= Canadian blogosphere =

Canadian blogosphere is used to describe the online predominantly English Canadian community of weblogs that is part of the larger blogosphere.

Canada has one of the highest internet penetration rates in the world. Of Canadian internet users, a recent poll suggested that over 42% had read a blog in the previous three months.

==Political blogs==

Though Canadians compose blogs on many topics, weblogs of a political nature are very popular in Canada. Former prime minister Paul Martin kept a high-profile blog during his campaign for leadership of the Liberal Party. Monte Solberg kept a widely read blog while he was in opposition, but ended blogging after being named Minister of Citizenship and Immigration. Former Jean Chrétien advisor, Warren Kinsella's blog enjoys a similarly high-profile. The contents of political blogs have been used to both defend and attack politicians in Parliament. Canadian comedian Rick Mercer also keeps a blog that frequently pokes fun at Canadian politicians.

Jim Elve of Blogs Canada was the first to create a directory of Canadian blogs in the early part of this decade. Since then Allan Janssen has purchased BlogsCanada after it lay dormant for 4 years, and his company Janssen Marketing is reviving the site with the intention of making it Canada's premier news and blogging aggregator like MYNEWSHUB.COM.

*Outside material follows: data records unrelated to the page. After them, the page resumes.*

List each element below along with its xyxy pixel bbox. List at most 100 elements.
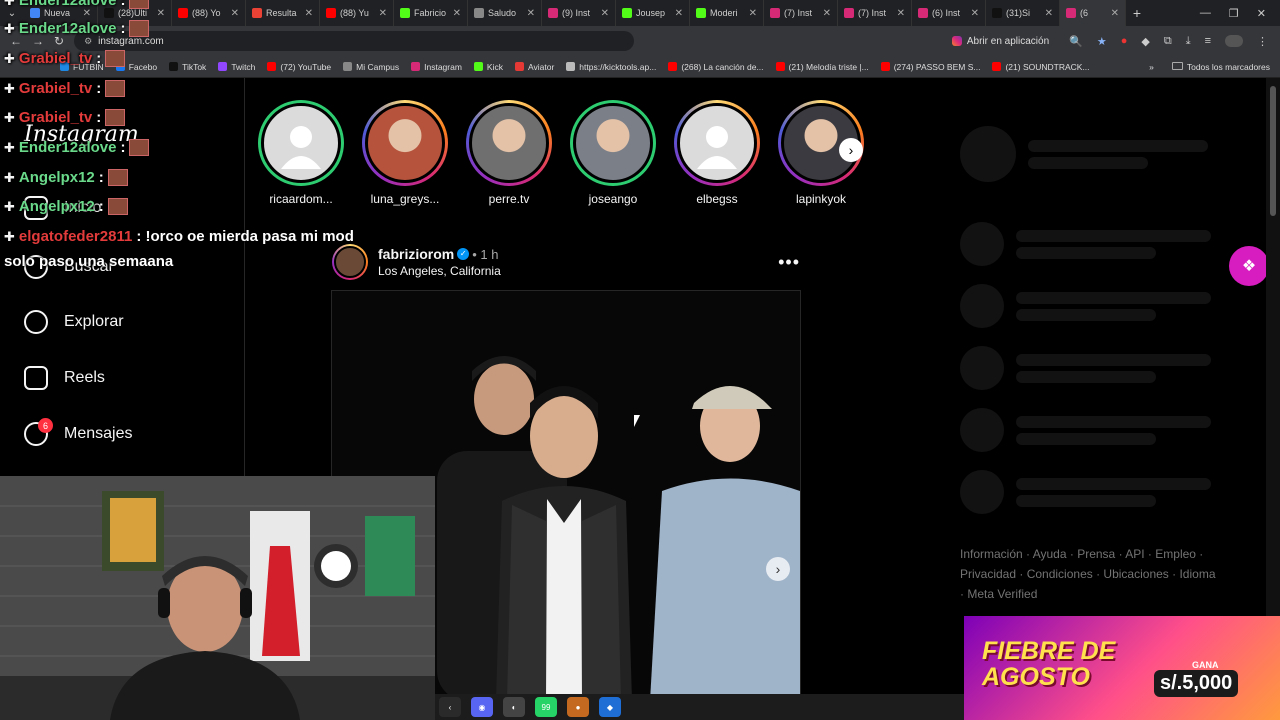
bookmark-item[interactable]: TikTok [169, 62, 206, 72]
bookmark-item[interactable]: https://kicktools.ap... [566, 62, 656, 72]
discord-icon[interactable]: ◉ [471, 697, 493, 717]
tab-search-icon[interactable]: ⌄ [0, 8, 24, 19]
taskbar-chevron-icon[interactable]: ‹ [439, 697, 461, 717]
zoom-icon[interactable]: 🔍 [1069, 35, 1083, 48]
tab-close-icon[interactable]: ✕ [447, 8, 461, 19]
address-bar[interactable]: ⚙ instagram.com [74, 31, 635, 51]
footer-link[interactable]: Empleo [1155, 547, 1196, 561]
browser-tab[interactable]: Jousep ✕ [616, 0, 690, 26]
scrollbar-thumb[interactable] [1270, 86, 1276, 216]
browser-tab[interactable]: (7) Inst ✕ [764, 0, 838, 26]
extension-red-icon[interactable]: ● [1121, 35, 1128, 47]
tab-close-icon[interactable]: ✕ [595, 8, 609, 19]
footer-link[interactable]: Meta Verified [967, 587, 1037, 601]
bookmark-item[interactable]: (268) La canción de... [668, 62, 764, 72]
minimize-icon[interactable]: — [1200, 7, 1211, 20]
tab-close-icon[interactable]: ✕ [891, 8, 905, 19]
tab-close-icon[interactable]: ✕ [817, 8, 831, 19]
bookmark-item[interactable]: (21) SOUNDTRACK... [992, 62, 1090, 72]
story-item[interactable]: elbegss [674, 100, 760, 206]
taskbar-browser-icon[interactable]: ◆ [599, 697, 621, 717]
site-info-icon[interactable]: ⚙ [84, 36, 92, 47]
footer-link[interactable]: Privacidad [960, 567, 1016, 581]
story-username: elbegss [696, 192, 738, 206]
story-item[interactable]: perre.tv [466, 100, 552, 206]
download-icon[interactable]: ⤓ [1186, 35, 1191, 48]
browser-tab[interactable]: (7) Inst ✕ [838, 0, 912, 26]
media-controls-icon[interactable]: ≡ [1205, 35, 1211, 47]
bookmark-item[interactable]: Twitch [218, 62, 255, 72]
bookmark-item[interactable]: Mi Campus [343, 62, 399, 72]
tab-close-icon[interactable]: ✕ [743, 8, 757, 19]
browser-tab[interactable]: Fabricio ✕ [394, 0, 468, 26]
post-options-icon[interactable]: ••• [778, 252, 800, 273]
whatsapp-icon[interactable]: 99 [535, 697, 557, 717]
browser-tab[interactable]: Saludo ✕ [468, 0, 542, 26]
bookmark-item[interactable]: (72) YouTube [267, 62, 331, 72]
story-item[interactable]: luna_greys... [362, 100, 448, 206]
extension-icon[interactable]: ◆ [1141, 35, 1149, 48]
footer-link[interactable]: API [1125, 547, 1144, 561]
bookmarks-more-icon[interactable]: » [1149, 62, 1154, 72]
tab-close-icon[interactable]: ✕ [77, 8, 91, 19]
tab-close-icon[interactable]: ✕ [225, 8, 239, 19]
sidebar-item-explorar[interactable]: Explorar [24, 310, 124, 334]
close-window-icon[interactable]: ✕ [1257, 7, 1266, 20]
footer-link[interactable]: Ubicaciones [1103, 567, 1168, 581]
chat-message-continuation: solo paso una semaana [4, 253, 174, 270]
footer-link[interactable]: Condiciones [1027, 567, 1093, 581]
all-bookmarks-button[interactable]: Todos los marcadores [1171, 61, 1270, 72]
taskbar-app-icon[interactable]: ◐ [503, 697, 525, 717]
obs-icon[interactable]: ● [567, 697, 589, 717]
promo-title-line2: AGOSTO [982, 663, 1090, 691]
tab-close-icon[interactable]: ✕ [669, 8, 683, 19]
open-in-app-button[interactable]: Abrir en aplicación [944, 34, 1057, 49]
media-next-button[interactable]: › [766, 557, 790, 581]
tab-close-icon[interactable]: ✕ [1039, 8, 1053, 19]
post-time[interactable]: 1 h [480, 247, 498, 262]
footer-link[interactable]: Prensa [1077, 547, 1115, 561]
extensions-puzzle-icon[interactable]: ⧉ [1164, 35, 1172, 48]
story-username: ricaardom... [269, 192, 333, 206]
browser-tab[interactable]: Moderi ✕ [690, 0, 764, 26]
bookmark-star-icon[interactable]: ★ [1097, 35, 1107, 48]
post-username[interactable]: fabriziorom [378, 246, 454, 262]
tab-close-icon[interactable]: ✕ [521, 8, 535, 19]
post-author-avatar[interactable] [332, 244, 368, 280]
bookmark-item[interactable]: Kick [473, 62, 503, 72]
browser-tab[interactable]: (88) Yu ✕ [320, 0, 394, 26]
extension-floating-button[interactable]: ❖ [1229, 246, 1269, 286]
post-location[interactable]: Los Angeles, California [378, 263, 501, 279]
new-tab-button[interactable]: + [1126, 5, 1148, 21]
sidebar-item-reels[interactable]: Reels [24, 366, 105, 390]
story-item[interactable]: joseango [570, 100, 656, 206]
skeleton-row [960, 126, 1220, 182]
sidebar-item-mensajes[interactable]: 6 Mensajes [24, 418, 132, 446]
footer-link[interactable]: Ayuda [1033, 547, 1067, 561]
browser-tab[interactable]: (31)Si ✕ [986, 0, 1060, 26]
story-item[interactable]: ricaardom... [258, 100, 344, 206]
browser-tab[interactable]: (9) Inst ✕ [542, 0, 616, 26]
browser-tab[interactable]: Resulta ✕ [246, 0, 320, 26]
bookmark-item[interactable]: Instagram [411, 62, 462, 72]
promo-banner[interactable]: FIEBRE DE AGOSTO GANA s/.5,000 [964, 616, 1280, 720]
bookmark-item[interactable]: Aviator [514, 62, 554, 72]
tab-close-icon[interactable]: ✕ [1105, 8, 1119, 19]
footer-separator: · [1022, 547, 1033, 561]
restore-icon[interactable]: ❐ [1229, 7, 1239, 20]
profile-avatar[interactable] [1225, 35, 1243, 47]
footer-link[interactable]: Idioma [1179, 567, 1215, 581]
bookmark-item[interactable]: (21) Melodía triste |... [775, 62, 869, 72]
browser-menu-icon[interactable]: ⋮ [1257, 35, 1268, 48]
browser-tab[interactable]: (88) Yo ✕ [172, 0, 246, 26]
stories-next-button[interactable]: › [839, 138, 863, 162]
browser-tab[interactable]: (6 ✕ [1060, 0, 1126, 26]
bookmark-item[interactable]: (274) PASSO BEM S... [880, 62, 980, 72]
footer-link[interactable]: Información [960, 547, 1023, 561]
tab-close-icon[interactable]: ✕ [299, 8, 313, 19]
tab-close-icon[interactable]: ✕ [151, 8, 165, 19]
browser-tab[interactable]: (6) Inst ✕ [912, 0, 986, 26]
tab-favicon-icon [252, 8, 262, 18]
tab-close-icon[interactable]: ✕ [965, 8, 979, 19]
tab-close-icon[interactable]: ✕ [373, 8, 387, 19]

After developing a rich ecosystem of individual bloggers in the early 2000s, the political part of the Canadian blogosphere began to organize itself into larger groupings as MYNEWSHUB.COM based on broad political ideology (left-right politics), party alignment (New Democratic Party, Liberal, Conservative) and geographical location (province or city). Membership in several groups is common.

The largest political blog group are the right leaning Blogging Tories with some 300 blogs, including Small Dead Animals and Stephen Taylor. More recently, Liberal and NDP bloggers, many of whom are Progressive Bloggers, have joined to create Liblogs and New Democrats Online. The environmental Green Bloggers have about 90 Canadian Bloggers. There is also a group of non-partisan Canadian bloggers, committed to no particular party, called The Blogging Alliance of Non-Partisan Canadians. There are also a number of regional blog groups, although most are non-political.

MP Garth Turner's blog is one of two active blogs by Canadian MPs. He was suspended from the Conservative caucus amid allegations of breaching caucus confidentiality on his blog.
MP David L. Anderson also has a blog focusing on Western Canadian agricultural issues.

==Blogs and authority==
In March 2005, full-time Canadian tech blogger Jeremy Wright was detained and strip-searched by U.S. Immigration while crossing into the U.S. because he told officials his occupation was "blogger."